Last time we heard from the Bank of Canada, it was raising its 2016 economic forecasts and expressing cautious optimism about the Canadian economy. When the central bank issues its regularly scheduled interest-rate decision this week, we'll get a sense of whether the economy's steady stream of missteps has changed its course.
The bank will issue its rate announcement Wednesday, but the decision itself will not be the news. It's all but a foregone conclusion that the bank will leave its key interest rate unchanged at 0.5 per cent, where it has sat since last July, when the bank made its second quarter-percentage-point rate reduction of 2015.
But in the midst of a spring filled with unimpressive economic indicators, the statement accompanying the rate decision will be far from a non-event. Monetary policy watchers will be combing through the text for any signs that the bank's optimism about a pickup in the economy this year has been shaken.
The tone of the rate statement could be especially big news for the Canadian dollar. It fell to six-week lows last week after the U.S. Federal Reserve released minutes from a recent policy meeting that suggested the Fed is closer to raising U.S. rates than the markets had previously expected, which triggered buying of U.S. dollars at the expense of the Canadian and other currencies. Any hint, even a small one, that the Bank of Canada rates might be on hold for even longer than expected, or perhaps even heading in the opposite direction from the Fed, could fuel more selling of the loonie.
One thing we absolutely will not get from the bank, however, is an actual update of its economic forecasts. While the bank sets rates eight times a year, it only issues its quarterly Monetary Policy Report, which contains its economic projections, in conjunction with half of those rate decisions. This is one of those between-MPR rate announcements; the next forecast update won't come until mid-July.
As a result, observers will have to read between the lines of the rate announcement – which typically runs at a trim half-dozen paragraphs or so – to gauge how the bank's views on the economy have shifted since its mid-April MPR.
The bank's outlook in April was coloured by an impressive start to 2016, which had prompted it to significantly upgrade its economic growth projections for the first quarter and for 2016 as a whole. But the economy sputtered to the end of the first quarter, and carried little momentum entering the second quarter. The economy in the United States, Canada's biggest export market, has also looked persistently lacklustre in recent months, raising doubts about the export demand that was expected to be a critical driver of Canadian growth this year.
The Bank of Canada had already anticipated that the economy would take a second-quarter pause from its unsustainably quick start to the year. It forecast only a modest 1-per-cent annualized growth rate for the second quarter – only about one-third of the estimated first-quarter pace. But in light of the discouraging economic data to end the first quarter, private-sector forecasters now expect near-zero growth in the second quarter.

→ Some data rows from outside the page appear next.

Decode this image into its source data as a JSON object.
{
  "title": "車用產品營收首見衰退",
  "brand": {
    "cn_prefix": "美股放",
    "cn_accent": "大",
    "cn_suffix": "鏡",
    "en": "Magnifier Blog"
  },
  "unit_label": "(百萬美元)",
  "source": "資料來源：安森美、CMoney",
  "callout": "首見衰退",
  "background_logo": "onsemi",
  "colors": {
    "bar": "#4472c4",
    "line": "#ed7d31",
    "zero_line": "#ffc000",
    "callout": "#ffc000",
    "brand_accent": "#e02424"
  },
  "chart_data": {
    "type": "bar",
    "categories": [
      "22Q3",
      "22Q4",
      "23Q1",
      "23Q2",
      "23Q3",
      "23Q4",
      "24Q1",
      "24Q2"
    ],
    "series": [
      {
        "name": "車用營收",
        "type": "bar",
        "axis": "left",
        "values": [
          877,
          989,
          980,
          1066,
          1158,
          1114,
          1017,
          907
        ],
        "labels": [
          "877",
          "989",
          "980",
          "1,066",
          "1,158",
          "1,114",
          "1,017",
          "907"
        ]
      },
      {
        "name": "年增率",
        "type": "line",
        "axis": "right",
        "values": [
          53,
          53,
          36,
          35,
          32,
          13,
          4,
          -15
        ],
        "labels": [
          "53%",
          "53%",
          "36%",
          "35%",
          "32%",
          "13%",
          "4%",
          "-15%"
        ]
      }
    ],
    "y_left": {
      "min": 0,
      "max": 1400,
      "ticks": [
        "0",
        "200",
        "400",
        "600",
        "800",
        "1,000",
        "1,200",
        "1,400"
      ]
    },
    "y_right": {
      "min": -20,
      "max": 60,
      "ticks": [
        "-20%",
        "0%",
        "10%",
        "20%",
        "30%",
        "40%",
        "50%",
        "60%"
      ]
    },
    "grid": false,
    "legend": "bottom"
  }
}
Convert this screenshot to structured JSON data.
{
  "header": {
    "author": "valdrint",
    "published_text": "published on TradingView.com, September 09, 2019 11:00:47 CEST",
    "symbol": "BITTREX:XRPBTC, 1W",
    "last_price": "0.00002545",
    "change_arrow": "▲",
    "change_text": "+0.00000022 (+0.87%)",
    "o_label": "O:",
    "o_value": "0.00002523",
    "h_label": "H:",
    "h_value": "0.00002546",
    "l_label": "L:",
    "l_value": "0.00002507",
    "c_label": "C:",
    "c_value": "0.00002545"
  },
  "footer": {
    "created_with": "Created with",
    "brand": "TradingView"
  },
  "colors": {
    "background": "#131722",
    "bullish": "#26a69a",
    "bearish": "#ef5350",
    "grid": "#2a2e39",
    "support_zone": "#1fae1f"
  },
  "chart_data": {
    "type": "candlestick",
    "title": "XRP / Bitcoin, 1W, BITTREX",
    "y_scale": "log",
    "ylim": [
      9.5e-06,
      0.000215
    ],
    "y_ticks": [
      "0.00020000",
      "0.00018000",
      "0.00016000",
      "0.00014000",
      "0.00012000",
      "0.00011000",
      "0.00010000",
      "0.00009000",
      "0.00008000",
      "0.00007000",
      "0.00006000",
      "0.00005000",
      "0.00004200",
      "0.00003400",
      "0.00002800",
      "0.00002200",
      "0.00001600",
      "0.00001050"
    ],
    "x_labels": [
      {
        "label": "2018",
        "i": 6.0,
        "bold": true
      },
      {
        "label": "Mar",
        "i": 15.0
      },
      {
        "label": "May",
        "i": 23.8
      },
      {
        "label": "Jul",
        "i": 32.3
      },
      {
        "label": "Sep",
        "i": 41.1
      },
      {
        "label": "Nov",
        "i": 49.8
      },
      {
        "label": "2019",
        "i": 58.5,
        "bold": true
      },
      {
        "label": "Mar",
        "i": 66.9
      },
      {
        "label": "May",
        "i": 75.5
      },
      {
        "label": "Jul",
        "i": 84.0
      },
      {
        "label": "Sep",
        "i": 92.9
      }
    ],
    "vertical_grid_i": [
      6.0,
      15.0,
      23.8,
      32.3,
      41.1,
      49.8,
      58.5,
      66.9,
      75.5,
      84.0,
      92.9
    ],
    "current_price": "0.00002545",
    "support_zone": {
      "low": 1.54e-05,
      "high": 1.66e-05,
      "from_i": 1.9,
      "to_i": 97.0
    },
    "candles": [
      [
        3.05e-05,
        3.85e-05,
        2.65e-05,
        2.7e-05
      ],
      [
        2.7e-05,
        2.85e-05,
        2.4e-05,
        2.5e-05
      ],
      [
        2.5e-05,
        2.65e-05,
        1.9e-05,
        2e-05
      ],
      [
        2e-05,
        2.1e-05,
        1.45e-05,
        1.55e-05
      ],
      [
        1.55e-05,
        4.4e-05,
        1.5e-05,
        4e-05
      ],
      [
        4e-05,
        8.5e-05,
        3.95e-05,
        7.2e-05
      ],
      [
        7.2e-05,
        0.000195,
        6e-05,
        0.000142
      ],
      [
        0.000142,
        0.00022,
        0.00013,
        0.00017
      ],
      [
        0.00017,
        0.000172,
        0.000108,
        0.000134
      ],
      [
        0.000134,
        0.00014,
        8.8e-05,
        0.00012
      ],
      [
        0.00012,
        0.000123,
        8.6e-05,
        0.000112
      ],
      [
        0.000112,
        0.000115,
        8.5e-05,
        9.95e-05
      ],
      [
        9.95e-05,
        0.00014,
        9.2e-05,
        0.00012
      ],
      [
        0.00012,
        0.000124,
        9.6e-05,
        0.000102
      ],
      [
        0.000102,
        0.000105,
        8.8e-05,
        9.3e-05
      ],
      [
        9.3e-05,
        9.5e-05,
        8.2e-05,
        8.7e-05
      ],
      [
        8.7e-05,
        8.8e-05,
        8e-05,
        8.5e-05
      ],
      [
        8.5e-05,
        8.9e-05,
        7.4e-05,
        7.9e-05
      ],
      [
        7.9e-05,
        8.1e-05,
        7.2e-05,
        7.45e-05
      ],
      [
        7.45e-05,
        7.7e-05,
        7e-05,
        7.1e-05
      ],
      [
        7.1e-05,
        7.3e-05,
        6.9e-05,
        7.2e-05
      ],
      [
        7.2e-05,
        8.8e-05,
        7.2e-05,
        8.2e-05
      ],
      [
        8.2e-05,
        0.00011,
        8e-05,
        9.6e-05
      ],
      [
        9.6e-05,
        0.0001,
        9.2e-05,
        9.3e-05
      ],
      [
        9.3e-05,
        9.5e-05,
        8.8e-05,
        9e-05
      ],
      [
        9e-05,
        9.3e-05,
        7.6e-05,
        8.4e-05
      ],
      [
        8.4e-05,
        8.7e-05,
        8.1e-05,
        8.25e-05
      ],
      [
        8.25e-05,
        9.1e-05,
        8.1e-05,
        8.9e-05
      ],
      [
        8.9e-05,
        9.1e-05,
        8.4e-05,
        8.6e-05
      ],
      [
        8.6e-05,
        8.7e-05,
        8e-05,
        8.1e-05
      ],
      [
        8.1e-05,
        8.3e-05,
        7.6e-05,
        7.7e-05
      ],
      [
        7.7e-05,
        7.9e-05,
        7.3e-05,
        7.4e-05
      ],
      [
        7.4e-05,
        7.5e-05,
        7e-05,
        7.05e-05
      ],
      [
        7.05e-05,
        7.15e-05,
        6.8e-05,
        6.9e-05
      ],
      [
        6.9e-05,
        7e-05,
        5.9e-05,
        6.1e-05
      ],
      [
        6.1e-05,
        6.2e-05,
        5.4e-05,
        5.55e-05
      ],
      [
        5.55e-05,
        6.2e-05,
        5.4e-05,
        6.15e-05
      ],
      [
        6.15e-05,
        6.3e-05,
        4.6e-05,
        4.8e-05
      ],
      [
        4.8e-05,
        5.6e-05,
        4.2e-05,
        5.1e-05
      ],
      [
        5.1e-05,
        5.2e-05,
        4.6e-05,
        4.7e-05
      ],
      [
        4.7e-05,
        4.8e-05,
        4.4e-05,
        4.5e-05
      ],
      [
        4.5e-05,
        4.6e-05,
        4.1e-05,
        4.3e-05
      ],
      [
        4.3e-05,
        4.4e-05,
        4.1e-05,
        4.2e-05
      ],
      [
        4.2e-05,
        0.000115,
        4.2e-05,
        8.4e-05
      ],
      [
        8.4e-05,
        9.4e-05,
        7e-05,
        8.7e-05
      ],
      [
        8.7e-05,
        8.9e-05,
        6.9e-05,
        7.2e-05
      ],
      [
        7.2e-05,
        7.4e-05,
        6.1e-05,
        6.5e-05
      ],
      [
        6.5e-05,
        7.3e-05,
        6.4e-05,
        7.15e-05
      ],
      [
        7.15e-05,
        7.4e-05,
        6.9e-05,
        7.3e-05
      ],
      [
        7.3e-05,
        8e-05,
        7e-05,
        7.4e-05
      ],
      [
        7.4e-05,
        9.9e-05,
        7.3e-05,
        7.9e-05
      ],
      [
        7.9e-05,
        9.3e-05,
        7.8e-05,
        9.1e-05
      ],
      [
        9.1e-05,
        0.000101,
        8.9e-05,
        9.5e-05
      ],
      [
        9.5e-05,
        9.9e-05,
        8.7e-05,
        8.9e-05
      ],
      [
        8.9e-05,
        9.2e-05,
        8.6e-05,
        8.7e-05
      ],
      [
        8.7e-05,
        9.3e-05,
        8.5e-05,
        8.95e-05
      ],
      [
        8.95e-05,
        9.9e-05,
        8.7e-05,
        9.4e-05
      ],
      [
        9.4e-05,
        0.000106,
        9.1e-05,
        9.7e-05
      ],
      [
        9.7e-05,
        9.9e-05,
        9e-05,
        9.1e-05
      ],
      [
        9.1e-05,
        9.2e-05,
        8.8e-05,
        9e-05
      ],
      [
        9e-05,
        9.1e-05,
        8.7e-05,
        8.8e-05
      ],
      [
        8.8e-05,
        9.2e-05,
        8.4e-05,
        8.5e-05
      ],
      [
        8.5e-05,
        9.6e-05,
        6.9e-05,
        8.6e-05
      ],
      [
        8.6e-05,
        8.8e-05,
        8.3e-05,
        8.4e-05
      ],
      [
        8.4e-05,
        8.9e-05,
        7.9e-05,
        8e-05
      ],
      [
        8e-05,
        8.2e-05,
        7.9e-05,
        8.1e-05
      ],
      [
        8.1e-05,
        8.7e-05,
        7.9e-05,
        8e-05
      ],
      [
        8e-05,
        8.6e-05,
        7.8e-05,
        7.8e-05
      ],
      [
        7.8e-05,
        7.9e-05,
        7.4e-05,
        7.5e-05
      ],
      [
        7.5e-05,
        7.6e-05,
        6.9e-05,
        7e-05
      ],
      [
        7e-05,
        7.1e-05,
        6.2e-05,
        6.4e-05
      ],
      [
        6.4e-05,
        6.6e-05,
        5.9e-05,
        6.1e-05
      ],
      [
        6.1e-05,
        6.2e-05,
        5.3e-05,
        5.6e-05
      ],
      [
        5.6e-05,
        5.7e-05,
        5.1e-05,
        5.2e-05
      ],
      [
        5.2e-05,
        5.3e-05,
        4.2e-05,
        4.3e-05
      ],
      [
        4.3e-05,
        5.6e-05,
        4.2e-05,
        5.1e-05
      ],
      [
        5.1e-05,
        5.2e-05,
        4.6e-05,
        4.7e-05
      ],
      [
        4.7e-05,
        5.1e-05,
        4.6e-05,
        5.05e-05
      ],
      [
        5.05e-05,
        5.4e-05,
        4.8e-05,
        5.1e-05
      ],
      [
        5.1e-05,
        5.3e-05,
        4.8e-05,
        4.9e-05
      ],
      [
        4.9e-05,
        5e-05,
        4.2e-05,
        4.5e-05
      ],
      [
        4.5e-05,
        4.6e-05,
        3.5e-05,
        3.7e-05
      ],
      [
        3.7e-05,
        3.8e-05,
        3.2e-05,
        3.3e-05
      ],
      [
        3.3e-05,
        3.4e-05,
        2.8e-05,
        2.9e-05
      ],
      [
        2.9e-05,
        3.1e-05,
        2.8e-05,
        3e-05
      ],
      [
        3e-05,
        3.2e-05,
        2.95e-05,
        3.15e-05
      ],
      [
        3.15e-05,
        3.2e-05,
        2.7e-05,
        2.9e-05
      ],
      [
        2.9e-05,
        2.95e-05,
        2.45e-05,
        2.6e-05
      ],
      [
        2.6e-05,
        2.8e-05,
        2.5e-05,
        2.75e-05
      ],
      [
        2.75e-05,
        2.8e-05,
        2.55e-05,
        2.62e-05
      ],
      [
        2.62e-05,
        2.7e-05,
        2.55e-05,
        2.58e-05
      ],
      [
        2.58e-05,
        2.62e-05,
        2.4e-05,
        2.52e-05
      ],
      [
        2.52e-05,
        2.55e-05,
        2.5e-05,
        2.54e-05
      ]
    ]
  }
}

Many experts have argued that the appreciation of the Canadian dollar over the past four months is weighing on the country's exports, making them less attractive in foreign markets, including the United States, where demand has been looking fragile anyway. The Bank of Canada acknowledged this in the April MPR, when it raised its assumption for the currency for the purposes of its economic forecasts to 76 cents (U.S.), up 4 cents from previous projections. The currency did appreciate modestly in the weeks after the April forecast, but with its recent losses, it is now trading close to the bank's 76-cent assumption; it likely has done little, if anything, to change the central bank's thinking.
On the other hand, another key variable – the price of oil – has increased nearly 15 per cent since mid-April, offering a meaningful boost to the country's beleaguered energy sector and energy-producing regions. The bank may hint at some upside to its economic outlook from the improved oil climate. The bigger question will be whether the price, now approaching $50 (U.S.) a barrel for the North American benchmark crude grade, is yet high enough to entice investment back into the sector. One of the Bank of Canada's big themes in its 2016 outlook has been the precipitous drop in business investment in oil and gas – which it has projected will be 60 per cent lower in 2016 than in 2014 – and the massive impediment that poses to the economy's growth prospects.
But the central bank might also address the Alberta wildfires as a temporary drag on growth in the second quarter, given the sizable disruption to oil sands production. Observers will be looking for any indication of how big a hit on growth the central bank anticipates from the fires, and how much and how quickly it expects the economy to rebound once the affected region restarts production and begins to rebuild from the heavy property damage.
Editor's note: A previous version of this article incorrectly said the Bank of Canada's outlook in April was coloured by an impressive start to 2015. In fact, it was the start of 2016.